Burning Fossil Fuels Makes Atmospheric CO2 Levels Rise
We’ll get to the data in a second, but first—why does burning fossil fuels emit CO2?
The answer is simple:
combustion is reverse photosynthesis.
When a plant grows, it makes its own food through photosynthesis. At its most oversimplified, during photosynthesis, the plant takes CO2 from the air and absorbs light energy from the sun to split the CO2 into carbon (C) and oxygen (O2). The plant keeps the carbon and emits the oxygen as a waste product. The sun’s light energy stays in the plant as chemical energy the plant can use.
So wood is essentially a block of carbon and stored chemical energy.
When you burn a log, all you’re doing is reversing the photosynthesis. Normally, oxygen in the air just bounces off carbon molecules in wood—that’s why trees aren’t constantly on fire. But when an oxygen molecule gets moving fast enough and smashes into a log’s carbon molecule, they snap together and the oxygen and carbon are reunited again as CO2. This snapping releases chemical energy, which knocks into other nearby oxygen molecules, causing them to get going fast—and if they get going fast enough, they’ll snap together with another of the log’s carbon molecules, which releases more chemical energy. This causes a chain reaction, and the log is now on fire. So a log burning is the process of the carbon in the log combining with oxygen in the air and floating off as CO2.
Of course, that’s all irrelevant to the person burning the log—what they care about is the energy released during all of this CO2 formation. The release of all of the log’s stored chemical energy creates a glorious blaze of heat and light. The tree spent years quietly absorbing carbon molecules and sunshine joules, and all at once, during combustion, that carbon and sunshine explode back out into the world.
To put it another way, photosynthesis just kidnaps carbon and sun energy out of the atmosphere, and after years of holding them hostage, combustion sets them both free—the carbon as a billowing eruption of newly reunited CO2, and the sun energy as fire—meaning that fire is essentially just tightly packed sunshine.
But burning a log and releasing all that CO2 does not tamper with the atmosphere’s carbon levels. Why? Because the carbon that’s being released was recently in the atmosphere, and if you hadn’t set the log on fire, it would have likely decomposed, which would release the carbon back into the world anyway. The log’s carbon was only being held temporarily hostage, and releasing it through combustion has little effect.
Carbon flows from the atmosphere into plants and animals, into the ground and water, and then back out of all those things into the atmosphere—that’s called the carbon cycle. At any given point in time, the Earth’s active carbon cycle contains a specific amount of carbon. Burning a log doesn’t change that level because the carbon cycle “expects” that carbon to be hanging around the ground, water, or air.

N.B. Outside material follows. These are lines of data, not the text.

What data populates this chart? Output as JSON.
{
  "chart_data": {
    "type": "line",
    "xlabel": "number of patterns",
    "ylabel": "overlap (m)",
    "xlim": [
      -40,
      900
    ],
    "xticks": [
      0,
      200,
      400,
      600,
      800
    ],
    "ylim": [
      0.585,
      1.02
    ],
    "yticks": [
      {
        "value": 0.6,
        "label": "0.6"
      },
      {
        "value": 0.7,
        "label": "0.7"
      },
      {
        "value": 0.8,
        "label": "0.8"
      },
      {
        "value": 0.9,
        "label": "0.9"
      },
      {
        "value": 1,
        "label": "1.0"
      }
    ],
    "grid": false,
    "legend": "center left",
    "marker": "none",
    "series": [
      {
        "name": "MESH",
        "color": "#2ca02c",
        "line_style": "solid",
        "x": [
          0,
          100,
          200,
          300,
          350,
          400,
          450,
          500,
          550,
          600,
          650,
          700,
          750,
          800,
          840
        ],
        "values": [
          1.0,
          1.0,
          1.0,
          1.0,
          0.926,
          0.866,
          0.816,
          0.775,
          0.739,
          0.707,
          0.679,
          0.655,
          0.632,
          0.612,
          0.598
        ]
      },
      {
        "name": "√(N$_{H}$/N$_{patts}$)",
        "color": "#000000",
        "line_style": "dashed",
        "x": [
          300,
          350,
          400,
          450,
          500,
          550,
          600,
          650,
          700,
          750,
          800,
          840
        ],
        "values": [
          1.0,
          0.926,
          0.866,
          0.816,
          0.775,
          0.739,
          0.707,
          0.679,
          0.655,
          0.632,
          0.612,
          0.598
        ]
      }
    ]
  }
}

But sometimes, a small portion of carbon in the cycle drops out of the cycle for the long term—it happens when a plant or animal dies but for some reason doesn’t decay normally. Instead, before it can decay and release its carbon back into the cycle, it’s buried underground. Over time, that lost carbon adds up. And today, the Earth’s fossil fuels make up a huge mass of lost carbon—carbon that long ago was taken hostage permanently, and carbon that the carbon cycle does not expect to be involved in its routine.
When humans discovered all of this underground kidnapped carbon, you have to remember that for them, the carbon wasn’t the point. They were staring at an endless sea of 300 million-year-old, densely packed sunshine—trillions of ancient plants with their joules intact—and since there are no laws protecting the estates of Carboniferous plants, we could seize it all for ourselves. The grandest joule theft in history.
And as we helped ourselves, we didn’t worry about the fact that extracting those joules also meant extracting carbon that had been buried as far back as the Precambrian period—there were locomotives to fuel and cars to power and buildings to heat, and the joules were irresistible.
And those joules have gone a long way—you can thank them for the comforts and quality of your life today. But those carbon molecules have gone a long way too.
Starting in 1958, scientist Charles Keeling started measuring atmospheric CO2 levels from an observatory on Mauna Loa in Hawaii. Those measurements are still going on today. Here’s what they show:
The zig-zaggy motion of the line is due to the level falling each year in the summer when plants are sucking up CO2 and rising up again during the winter when the leaves are dead. But the overarching trend is unmistakable. To put that into context, ice drilling technology allows scientists to collect accurate data on what CO2 levels have been throughout the last 400,000 years. Here’s what they’ve found:
So atmospheric CO2 levels have oscillated between about 180 and 300 parts per million over the last 400,000 years, never eclipsing 300, and suddenly in the last century the level has vaulted up to 400 (it’s currently at 403ppm).
So instead of the atmosphere being .02% or .03% carbon, it’s now .04% carbon and maybe moving towards .05% and higher.